Another benefit of the program’s configuration this year is that the fellows were given the option to live together on campus in their own house, take advantage of the meal plans, and have access to other campus resources such as the library. And because their site visits are virtual through Zoom, this opens the door to national—and international—art experiences. “It’s been a nice way to expand their awareness of institutions, programming, and conversations happening in the art world,” said Elizabeth White. Students are mapping the locations of the institutions where they meet people and attend events on a collaborative Google Map, and tracking virtual programming by following over one hundred art institutions around the world. Platforms like Slack have also broadened the way the fellows interact and share information with each other.
“We find ourselves in a historically ripe moment in the (art) world. Still reeling from the global pandemic, institutions of all shapes and sizes are having to reckon with their role in society as either upholding or challenging systems of oppression. I appreciate the conversations that have come out of this moment and hope that they lead to meaningful, equitable change,” said Reshavan Naicker ‘22, who is interning in the Development department at Studio Museum in Harlem.
The fellows are also meeting with a variety of Bennington alumni around the country that are established in their respective art fields, such as Fatima Zaidi '16 (MFT '15), board member at the South Asian Women’s Creative Collective and Campaign Coordinator at The Studio Museum in Harlem; Thais Glazman ‘16 (MFT '15), artist and founder, The 405 Project; River Valadez '20 (MFT '19), artist, and Director of the Resident Artist Program for Peter Lane; Cristian Petru Panaite ‘05, Associate Curator of Exhibitions, New-York Historical Society Museum & Library; Jeff Arnal MFA ‘00, Executive Director, Black Mountain College Museum and Art Center—and more to come.
While their fellowships are a bit different this year in light of COVID-19, the 2021 Frankenthaler Fellows have jumped at the chance to seek art experiences and conversations across the globe.
2021 Museum Fellows and Partners
- Ayesha Bashir ‘22, Learning and Engagement and Curatorial Intern
- Nellie Engle ‘22, Archives Intern
- Julia Itzler ‘22, Education Intern
- Reshavan Naicker ‘22, Development Intern
- Kayly Hernandez Panameno ‘22, Public Programming Intern
Helen Frankenthaler Foundation Catalogue Raisonné
- Ahwar Sultan ‘22, Project Intern
About the Helen Frankenthaler Foundation
Established and endowed by Helen Frankenthaler during her lifetime, the Helen Frankenthaler Foundation advances the artist’s legacy and inspires a new generation of practitioners through a range of philanthropic, educational, and research initiatives.
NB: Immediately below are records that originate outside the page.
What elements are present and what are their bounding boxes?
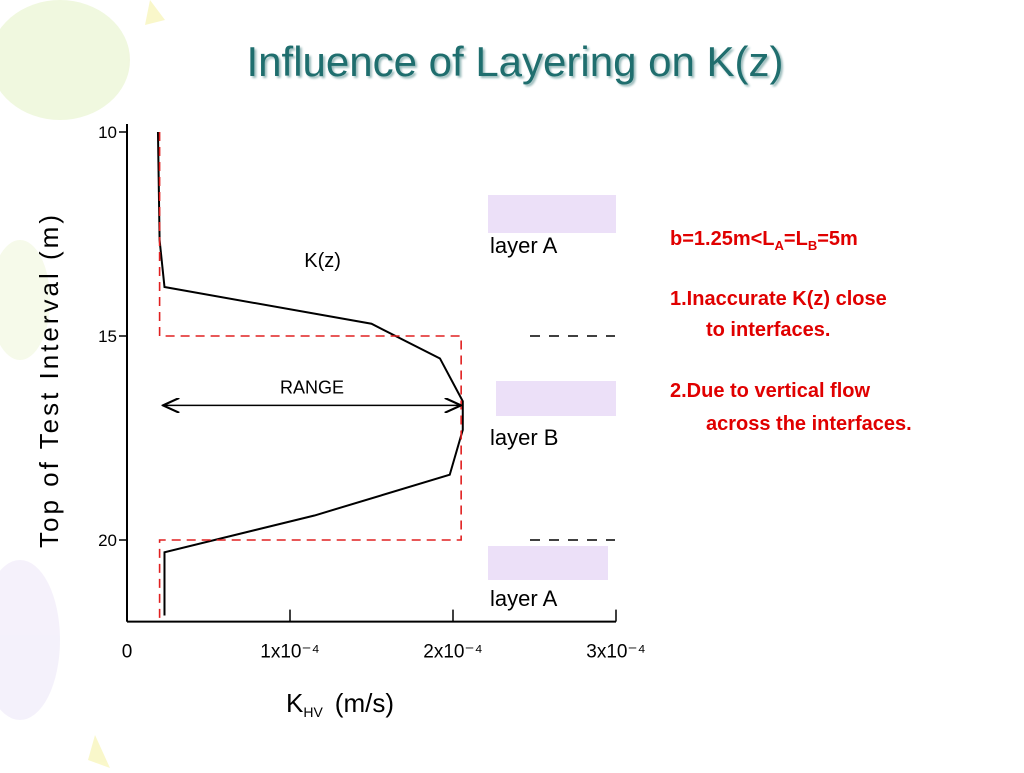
y-tick-label: 15 [98,327,117,346]
leaf [88,735,110,768]
layer-label: layer B [490,425,558,450]
series-line [158,132,462,622]
y-tick-label: 10 [98,123,117,142]
leaf [0,240,50,360]
y-axis-label: Top of Test Interval (m) [34,212,64,548]
text: =5m [817,228,858,250]
leaf [0,560,60,720]
decoration [0,0,165,768]
leaf [0,0,130,120]
annotation: K(z) [304,250,341,272]
notes: 1.Inaccurate K(z) close to interfaces. 2… [670,288,912,435]
layer-box [488,195,616,233]
layer-box [496,381,616,416]
note-line: 1.Inaccurate K(z) close [670,288,887,310]
annotation: RANGE [280,377,344,397]
layer-box [488,546,608,580]
x-tick-label: 1x10⁻⁴ [260,642,319,663]
text: (m/s) [335,688,394,718]
layer-label: layer A [490,233,558,258]
subscript: B [808,238,817,253]
note-line: to interfaces. [706,319,830,341]
note-line: across the interfaces. [706,413,912,435]
condition: b=1.25m<LA=LB=5m [670,228,858,253]
subscript: A [775,238,785,253]
text: b=1.25m<L [670,228,775,250]
layer-boxes [488,195,616,580]
text: =L [784,228,808,250]
note-line: 2.Due to vertical flow [670,380,870,402]
slide-title: Influence of Layering on K(z) [247,38,784,85]
x-axis-label: KHV (m/s) [286,688,394,720]
series-line [156,131,464,616]
x-tick-label: 0 [122,642,133,663]
subscript: HV [303,704,323,720]
x-tick-label: 3x10⁻⁴ [586,642,645,663]
x-tick-label: 2x10⁻⁴ [423,642,482,663]
text: K [286,688,304,718]
y-tick-label: 20 [98,531,117,550]
leaf [145,0,165,25]
layer-label: layer A [490,586,558,611]
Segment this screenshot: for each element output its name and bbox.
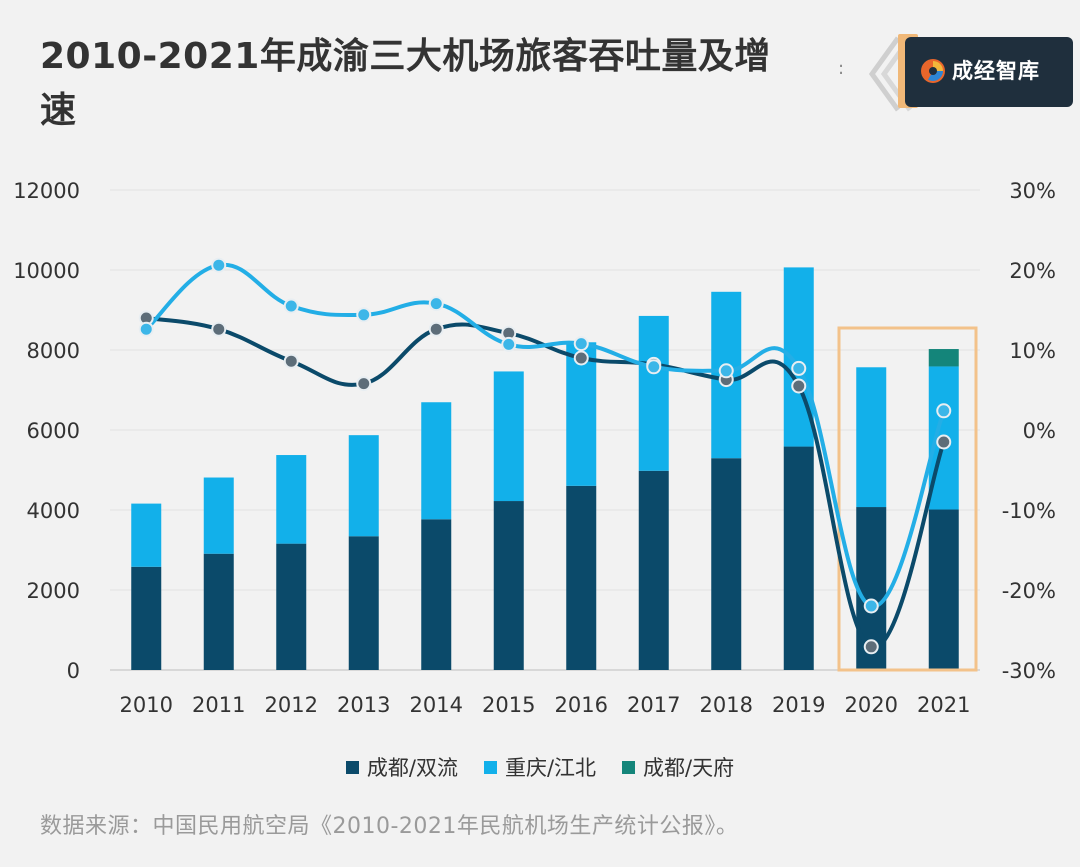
y-right-tick-label: -30% [1002, 659, 1056, 683]
growth-point-1 [211, 257, 227, 273]
bar-0 [638, 470, 669, 670]
legend-item-shuangliu: 成都/双流 [345, 752, 458, 782]
growth-point-1 [646, 359, 662, 375]
x-tick-label: 2013 [337, 693, 390, 717]
y-right-tick-label: 0% [1023, 419, 1056, 443]
highlight-box [837, 326, 978, 672]
x-tick-label: 2019 [772, 693, 825, 717]
data-source-note: 数据来源：中国民用航空局《2010-2021年民航机场生产统计公报》。 [40, 814, 739, 839]
legend-swatch-jiangbei [483, 760, 497, 774]
growth-point-0 [283, 353, 299, 369]
x-tick-label: 2017 [627, 693, 680, 717]
x-tick-label: 2010 [120, 693, 173, 717]
y-left-tick-label: 0 [67, 659, 80, 683]
bar-1 [638, 315, 669, 471]
bar-1 [566, 342, 597, 486]
x-tick-label: 2016 [555, 693, 608, 717]
y-left-tick-label: 8000 [27, 339, 80, 363]
growth-point-1 [791, 360, 807, 376]
x-tick-label: 2021 [917, 693, 970, 717]
bar-0 [493, 501, 524, 670]
bar-0 [276, 543, 307, 670]
x-tick-label: 2018 [700, 693, 753, 717]
x-tick-label: 2020 [845, 693, 898, 717]
bar-1 [276, 455, 307, 544]
x-tick-label: 2014 [410, 693, 463, 717]
growth-point-0 [356, 376, 372, 392]
legend-item-tianfu: 成都/天府 [622, 752, 734, 782]
bar-0 [711, 458, 742, 670]
chart-legend: 成都/双流 重庆/江北 成都/天府 [0, 752, 1080, 782]
y-right-tick-label: -10% [1002, 499, 1056, 523]
growth-line-0 [145, 316, 946, 649]
bar-0 [421, 519, 452, 670]
bar-2 [928, 349, 959, 367]
growth-point-0 [573, 350, 589, 366]
bar-1 [493, 371, 524, 502]
growth-point-1 [718, 363, 734, 379]
growth-point-1 [138, 321, 154, 337]
x-tick-label: 2015 [482, 693, 535, 717]
bar-0 [928, 509, 959, 670]
y-right-tick-label: 30% [1009, 179, 1056, 203]
growth-point-1 [573, 336, 589, 352]
y-left-tick-label: 2000 [27, 579, 80, 603]
bar-0 [348, 536, 379, 670]
bar-1 [131, 503, 162, 567]
separator-mark: : [838, 58, 845, 79]
growth-line-1 [144, 262, 946, 609]
bar-1 [203, 477, 234, 554]
bar-0 [203, 553, 234, 670]
growth-point-1 [283, 298, 299, 314]
legend-swatch-tianfu [622, 760, 636, 774]
legend-item-jiangbei: 重庆/江北 [483, 752, 597, 782]
y-left-tick-label: 4000 [27, 499, 80, 523]
growth-point-0 [211, 321, 227, 337]
growth-point-0 [936, 434, 952, 450]
bar-1 [348, 435, 379, 537]
bar-0 [566, 485, 597, 670]
legend-label-shuangliu: 成都/双流 [366, 756, 458, 780]
brand-name: 成经智库 [952, 59, 1040, 83]
growth-point-1 [863, 598, 879, 614]
legend-label-tianfu: 成都/天府 [643, 756, 735, 780]
growth-point-0 [428, 321, 444, 337]
y-right-tick-label: 20% [1009, 259, 1056, 283]
growth-point-0 [863, 639, 879, 655]
bar-0 [131, 566, 162, 670]
growth-point-1 [356, 307, 372, 323]
brand-emblem-icon [921, 59, 945, 83]
x-tick-label: 2012 [265, 693, 318, 717]
growth-point-1 [936, 403, 952, 419]
growth-point-1 [428, 296, 444, 312]
growth-point-0 [791, 378, 807, 394]
y-right-tick-label: -20% [1002, 579, 1056, 603]
bar-1 [421, 402, 452, 520]
y-right-tick-label: 10% [1009, 339, 1056, 363]
legend-label-jiangbei: 重庆/江北 [504, 756, 597, 780]
x-tick-label: 2011 [192, 693, 245, 717]
y-left-tick-label: 6000 [27, 419, 80, 443]
chart-title: 2010-2021年成渝三大机场旅客吞吐量及增速 [40, 36, 771, 131]
bar-0 [783, 446, 814, 670]
y-left-tick-label: 12000 [13, 179, 80, 203]
growth-point-1 [501, 336, 517, 352]
legend-swatch-shuangliu [345, 760, 359, 774]
bar-1 [856, 367, 887, 508]
y-left-tick-label: 10000 [13, 259, 80, 283]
Since becoming active in 2013, the Foundation has continued to strategically expand its program, which includes organizing and supporting significant exhibitions of the artist’s work, fostering new research and publications, advancing educational programs in partnership with arts organizations around the world, and launching groundbreaking initiatives that foster systemic change in the field. As a primary resource on the artist, and a steward of her collection and archive, the Foundation holds an extensive selection of Frankenthaler’s work in a variety of mediums, her collection of works by other artists, and original papers and materials pertaining to her life and work.
About Helen Frankenthaler ‘49
Helen Frankenthaler '49, in addition to being one of the most influential and defining artists of the last 50 years, remains one of the pivotal figures in the College’s history. In 2015 the College named the visual arts wing of its 120,000-square-foot arts facility the Helen Frankenthaler Visual Arts Center, in honor of the remarkable alum.